We’d be remiss if we didn’t mention the little-known Cyclone Performance option. Limited to the 351CJ and the 429-specific equipment, it included a functioning Ram Air/hood scoop system; Traction-Lok differential; F70-14s with the 351CJ or G70-14s with the 429; hubcaps and trim rings; four-speed manual (only with the 351CJ) or automatic; body striping and identification; dual racing mirrors and three-spoke steering wheel (these last two were standard with the Montego GT). According to the 1972/73 Mercury Montego GT Registry, a second edition of dealer literature does not mention this package. Regardless of whether it was canceled, too expensive, or both, a mere 29 Montego GTs were produced with the Cyclone package: nine with the 351CJ and 20 with the 429. There was also one 351CJ Montego MX Cyclone built. Despite the car’s bulk (over 4,000 pounds) and detuned engines, altogether Mercury produced 5,820 Montego GTs for 1972.

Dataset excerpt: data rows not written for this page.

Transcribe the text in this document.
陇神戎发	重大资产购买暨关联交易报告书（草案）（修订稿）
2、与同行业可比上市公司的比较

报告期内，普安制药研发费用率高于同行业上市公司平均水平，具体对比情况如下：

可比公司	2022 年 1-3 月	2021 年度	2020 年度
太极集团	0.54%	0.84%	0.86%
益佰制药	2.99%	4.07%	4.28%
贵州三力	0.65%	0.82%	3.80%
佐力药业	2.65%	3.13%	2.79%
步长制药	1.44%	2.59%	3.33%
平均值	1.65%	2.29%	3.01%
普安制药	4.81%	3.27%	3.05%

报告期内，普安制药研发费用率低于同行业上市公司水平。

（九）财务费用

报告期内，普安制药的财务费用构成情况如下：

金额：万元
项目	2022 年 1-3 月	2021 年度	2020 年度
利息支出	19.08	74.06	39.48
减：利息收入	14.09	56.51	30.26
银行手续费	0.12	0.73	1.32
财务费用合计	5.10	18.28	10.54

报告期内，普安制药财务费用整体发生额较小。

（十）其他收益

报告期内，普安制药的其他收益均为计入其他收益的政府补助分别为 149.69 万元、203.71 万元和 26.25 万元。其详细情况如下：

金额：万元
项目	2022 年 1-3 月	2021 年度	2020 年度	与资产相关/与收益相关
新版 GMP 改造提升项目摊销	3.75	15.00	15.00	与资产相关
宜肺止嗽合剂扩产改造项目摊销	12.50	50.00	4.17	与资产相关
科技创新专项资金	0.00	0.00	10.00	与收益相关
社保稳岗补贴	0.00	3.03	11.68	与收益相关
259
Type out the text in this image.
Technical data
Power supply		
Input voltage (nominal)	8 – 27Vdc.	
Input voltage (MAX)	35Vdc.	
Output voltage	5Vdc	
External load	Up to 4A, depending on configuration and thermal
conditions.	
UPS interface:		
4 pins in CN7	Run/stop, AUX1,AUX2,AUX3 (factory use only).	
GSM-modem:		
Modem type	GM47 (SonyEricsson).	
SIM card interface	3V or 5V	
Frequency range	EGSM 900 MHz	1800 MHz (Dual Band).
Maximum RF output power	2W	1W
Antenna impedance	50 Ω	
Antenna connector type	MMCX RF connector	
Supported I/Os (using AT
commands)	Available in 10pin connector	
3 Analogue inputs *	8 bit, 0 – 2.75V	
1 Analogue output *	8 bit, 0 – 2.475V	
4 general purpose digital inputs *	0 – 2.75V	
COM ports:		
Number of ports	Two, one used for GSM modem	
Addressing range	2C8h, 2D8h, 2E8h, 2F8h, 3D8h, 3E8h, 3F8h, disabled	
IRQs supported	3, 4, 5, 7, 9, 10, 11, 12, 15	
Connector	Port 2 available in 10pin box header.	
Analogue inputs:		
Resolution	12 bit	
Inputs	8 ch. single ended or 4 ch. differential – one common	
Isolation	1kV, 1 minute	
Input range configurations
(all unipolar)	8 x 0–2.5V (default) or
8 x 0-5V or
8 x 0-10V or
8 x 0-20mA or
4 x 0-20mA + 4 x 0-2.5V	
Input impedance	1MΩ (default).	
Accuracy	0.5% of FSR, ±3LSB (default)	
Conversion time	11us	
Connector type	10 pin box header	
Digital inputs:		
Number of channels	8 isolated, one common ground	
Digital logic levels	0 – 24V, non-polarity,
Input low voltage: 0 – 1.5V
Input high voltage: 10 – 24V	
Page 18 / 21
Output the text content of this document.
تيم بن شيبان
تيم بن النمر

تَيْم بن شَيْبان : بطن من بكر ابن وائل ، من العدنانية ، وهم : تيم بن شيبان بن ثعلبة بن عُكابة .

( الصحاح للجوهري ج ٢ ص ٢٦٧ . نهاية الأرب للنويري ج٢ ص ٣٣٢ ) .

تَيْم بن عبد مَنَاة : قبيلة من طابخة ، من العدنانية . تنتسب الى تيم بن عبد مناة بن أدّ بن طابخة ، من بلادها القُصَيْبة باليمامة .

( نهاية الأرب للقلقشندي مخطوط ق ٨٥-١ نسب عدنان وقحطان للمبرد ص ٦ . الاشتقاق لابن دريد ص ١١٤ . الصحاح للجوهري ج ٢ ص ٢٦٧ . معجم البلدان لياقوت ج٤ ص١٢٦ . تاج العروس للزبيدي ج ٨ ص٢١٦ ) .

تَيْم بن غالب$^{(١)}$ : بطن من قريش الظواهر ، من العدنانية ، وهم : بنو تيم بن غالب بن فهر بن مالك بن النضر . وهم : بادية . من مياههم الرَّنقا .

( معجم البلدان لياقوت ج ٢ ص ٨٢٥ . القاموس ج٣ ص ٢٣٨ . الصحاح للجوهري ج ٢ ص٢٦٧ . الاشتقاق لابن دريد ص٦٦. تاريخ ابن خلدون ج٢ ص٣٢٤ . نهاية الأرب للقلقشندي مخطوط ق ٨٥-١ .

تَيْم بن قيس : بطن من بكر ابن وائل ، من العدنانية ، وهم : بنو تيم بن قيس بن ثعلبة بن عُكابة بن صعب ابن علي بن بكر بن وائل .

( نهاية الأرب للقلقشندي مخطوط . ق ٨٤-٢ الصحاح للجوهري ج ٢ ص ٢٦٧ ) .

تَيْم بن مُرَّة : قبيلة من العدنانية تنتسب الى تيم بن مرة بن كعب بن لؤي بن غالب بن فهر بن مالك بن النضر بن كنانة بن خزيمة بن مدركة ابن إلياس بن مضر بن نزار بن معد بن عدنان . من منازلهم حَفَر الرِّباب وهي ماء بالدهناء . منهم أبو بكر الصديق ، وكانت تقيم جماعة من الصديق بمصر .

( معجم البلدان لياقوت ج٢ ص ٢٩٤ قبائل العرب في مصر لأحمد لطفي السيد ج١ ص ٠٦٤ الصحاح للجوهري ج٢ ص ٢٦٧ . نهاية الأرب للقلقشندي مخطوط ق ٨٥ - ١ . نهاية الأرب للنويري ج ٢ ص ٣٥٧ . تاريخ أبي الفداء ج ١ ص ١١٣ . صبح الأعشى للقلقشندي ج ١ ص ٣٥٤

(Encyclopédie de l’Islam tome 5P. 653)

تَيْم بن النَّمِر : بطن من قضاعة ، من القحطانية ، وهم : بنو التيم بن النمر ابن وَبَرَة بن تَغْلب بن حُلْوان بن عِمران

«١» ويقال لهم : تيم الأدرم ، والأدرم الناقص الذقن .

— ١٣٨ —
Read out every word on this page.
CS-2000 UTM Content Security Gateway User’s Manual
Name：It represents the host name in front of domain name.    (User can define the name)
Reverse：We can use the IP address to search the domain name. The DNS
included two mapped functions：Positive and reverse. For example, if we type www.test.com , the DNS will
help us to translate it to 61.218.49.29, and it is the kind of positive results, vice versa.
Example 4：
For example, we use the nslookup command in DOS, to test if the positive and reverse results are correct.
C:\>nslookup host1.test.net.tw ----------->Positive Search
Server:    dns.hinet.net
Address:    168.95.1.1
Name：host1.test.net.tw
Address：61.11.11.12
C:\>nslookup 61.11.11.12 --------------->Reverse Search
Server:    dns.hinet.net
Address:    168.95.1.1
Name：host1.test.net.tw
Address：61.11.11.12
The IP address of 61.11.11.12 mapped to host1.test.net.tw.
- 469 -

Likewise, Plymouth enthusiasts had to shuffle through the option charts to attain a more affordable (in terms of insurance costs) supercar in 1972 that wasn’t adorned with a ‘Road Runner’ moniker. One solution was the Satellite Sebring Plus, which replaced the Sport Satellite after 1970. It would prove to be a two-year-only model. For ’72, it’s base engine was a two-barrel 318; however, unlike FoMoCo, Mother Mopar had begun to place limits within their intermediate lineup. This meant that while the Road Runner received the 440 big-block glory, the SSP we’re highlighting could only be optioned with a 190-hp, two-barrel 400, or, the more spritely, four-barrel carbureted, 255-hp mill. And while the two-barrel 400 could only be had in conjunction with a TorqueFlite automatic, the four-barrel version could have been backed by either the TorqueFlite or the four-speed manual. Meanwhile, the famed Sure-Grip differential was still optional that, along with the rest of the driveline, was bolted to a 115-inch wheelbase unit-body chassis. And like other makes, a heavy-duty suspension package beefed up the car’s handling characteristics. But rather than order individual H-D options, one could achieve the same outcome by ordering the trailer-towing package. It provided extra-wide wheels and a 3.23 rear in a heavy-duty axle housing; the Maximum Cooling package, which added a high-capacity radiator and fan, plus a fan shroud and yoke-to-hood air seal; heavy-duty leaf springs; High Control shock absorbers; heavy-duty torsion bars; and an .88-inch front anti-roll bar. Prior to adding options, a baseline Satellite Sebring Plus weighed nearly 3,800 pounds, but well-equipped versions were comparable to the Montego GT in a pound-for-pound track battle. Though not all of them came with a four-barrel 400, SSP model-year production ceased with 21,399 for 1972.

So, while the perception is that the sun had quickly set on the performance scene, it still existed. And armed with this albeit emasculated supercar knowledge, which of the two would you add to your stable and why?